How to Protect Against a Bear Market
In case you haven’t noticed, the bulls have been, if not quite charging, at least lumbering along for quite some time. (Of course, we’re referring to the stock market, rather than any festivals in Spain.) Somewhat astonishingly, given the level of uncertainty in the world today, the U.S. stock market is in the midst of its second-longest bull run on record, and equities continue to break new records, which only encourages more buying.
But all good things must come to an end, which means the bears are going to come out of hibernation eventually.1 While no one knows when a sell-off will begin, there are some ways to prepare.
For one, it’s critical to reduce your investment risk through diversification, especially as you get closer to retirement age. Research shows that having sufficient retirement income is a top priority for Americans and that the most confident investors look for growth and protection.
Having multiple types of asset classes will help insulate you from market shocks so you can secure healthy cash flow in retirement, no matter what happens. As you rethink your portfolio, here are two shock-absorbing financial assets you may have overlooked.
Whole life insurance
In addition to cash value growth,2 regardless of market performance and a guaranteed3 death benefit to protect your heirs, whole life insurance offers the certainty of set premiums and potential tax advantages.4
Whole life insurance is a good way to balance fixed assets (like bonds) and equity assets (like stocks) in an investment portfolio. A whole life policy is immune to market fluctuations and provides guaranteed cash value growth that can supplement long-term goals, such as retirement, and help finance near-term ventures like an education or business.5
The right amount of whole life protection depends on your age, your dependents, and your earning power. In general, the younger you are, the more years of your income you need to consider when deciding on the right policy protection for you. You can learn more about whole life here.

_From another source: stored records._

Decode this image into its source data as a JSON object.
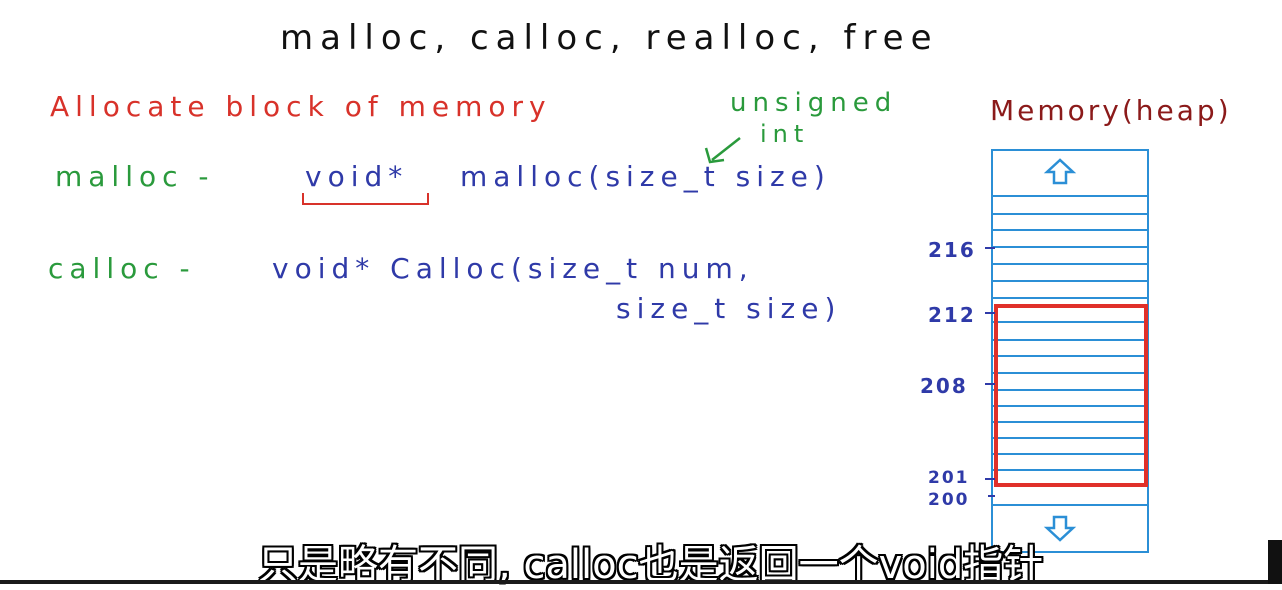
{
  "title": "malloc, calloc, realloc, free",
  "allocate_heading": "Allocate block of memory",
  "annotation": {
    "line1": "unsigned",
    "line2": "int"
  },
  "malloc": {
    "label": "malloc -",
    "return_type": "void*",
    "signature": "malloc(size_t size)"
  },
  "calloc": {
    "label": "calloc -",
    "signature": "void* Calloc(size_t num,",
    "signature_cont": "size_t size)"
  },
  "heap_label": "Memory(heap)",
  "addresses": {
    "a216": "216",
    "a212": "212",
    "a208": "208",
    "a201": "201",
    "a200": "200"
  },
  "subtitle": "只是略有不同, calloc也是返回一个void指针",
  "colors": {
    "red": "#d8322a",
    "green": "#2a9a3c",
    "blue": "#2f3aa8",
    "heap_border": "#2b8fd6",
    "highlight": "#e0302a",
    "maroon": "#8b1a1a"
  },
  "icons": [
    "arrow-up-icon",
    "arrow-down-icon",
    "pointer-arrow-icon"
  ]
}
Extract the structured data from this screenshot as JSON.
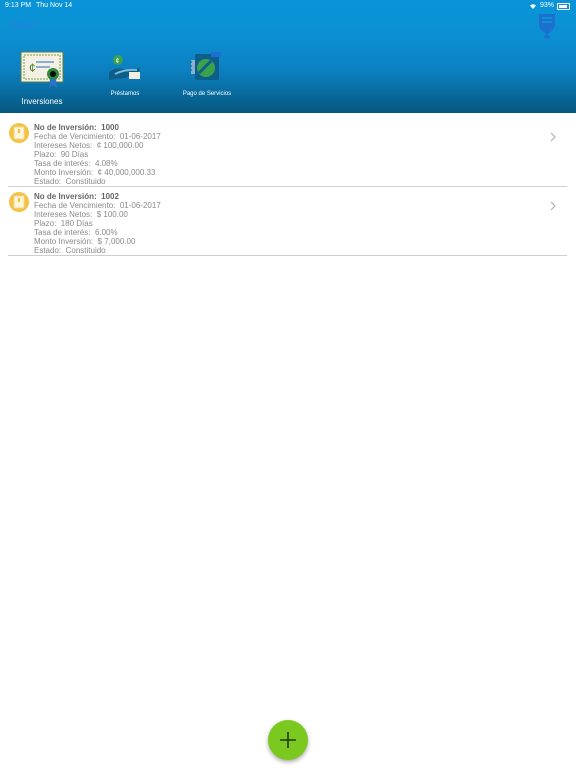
{
  "status_bar": {
    "time": "9:13 PM",
    "date": "Thu Nov 14",
    "battery": "93%"
  },
  "header": {
    "menu_label": "Menu"
  },
  "tabs": [
    {
      "label": "Inversiones",
      "icon": "certificate-icon",
      "selected": true
    },
    {
      "label": "Préstamos",
      "icon": "loan-hand-coin-icon",
      "selected": false
    },
    {
      "label": "Pago de Servicios",
      "icon": "bill-payment-icon",
      "selected": false
    }
  ],
  "investments": [
    {
      "numero_label": "No de Inversión:",
      "numero": "1000",
      "vencimiento_label": "Fecha de Vencimiento:",
      "vencimiento": "01-06-2017",
      "intereses_label": "Intereses Netos:",
      "intereses": "¢ 100,000.00",
      "plazo_label": "Plazo:",
      "plazo": "90  Días",
      "tasa_label": "Tasa de interés:",
      "tasa": "4.08%",
      "monto_label": "Monto Inversión:",
      "monto": "¢ 40,000,000.33",
      "estado_label": "Estado:",
      "estado": "Constituido"
    },
    {
      "numero_label": "No de Inversión:",
      "numero": "1002",
      "vencimiento_label": "Fecha de Vencimiento:",
      "vencimiento": "01-06-2017",
      "intereses_label": "Intereses Netos:",
      "intereses": "$ 100.00",
      "plazo_label": "Plazo:",
      "plazo": "180  Días",
      "tasa_label": "Tasa de interés:",
      "tasa": "6.00%",
      "monto_label": "Monto Inversión:",
      "monto": "$ 7,000.00",
      "estado_label": "Estado:",
      "estado": "Constituido"
    }
  ],
  "colors": {
    "header": "#0a93d6",
    "accent_fab": "#7bc81e",
    "badge": "#f5c242",
    "menu_link": "#2a7ee0"
  },
  "fab": {
    "icon": "plus-icon"
  }
}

Most people are happier in retirement when they have a level of steady income. A reliable income stream is the chief advantage of an annuity. Essentially, an annuity is a form of insurance that ensures you have guaranteed income in the future.
With a fixed annuity, you know exactly how much you’ll earn each year. At retirement, you begin to receive a set payout at defined intervals, typically monthly, quarterly, or annually. Properly designed, an annuity can provide payments for your entire life, even if you live to 120. It’s an excellent hedge against market volatility.
As part of the mix in a retirement planning strategy, annuities help reduce uncertainty. You can work with a financial professional to estimate your costs in retirement and establish an annuity to round out your portfolio, accordingly. That way, you can spend your other retirement savings with greater confidence.
Annuities typically grow tax-deferred, which means you don’t pay taxes on the earnings until you withdraw the money or convert it to a stream of payments. This may provide a tax advantage, especially if you’re in a lower tax bracket at retirement.6
Bearish or bullish, no single investor has control over the market. But you can control how you prepare for the highs — and lows — to come. Diversify to grow and protect your investment portfolio so you can optimize your financial and emotional confidence today and for years ahead.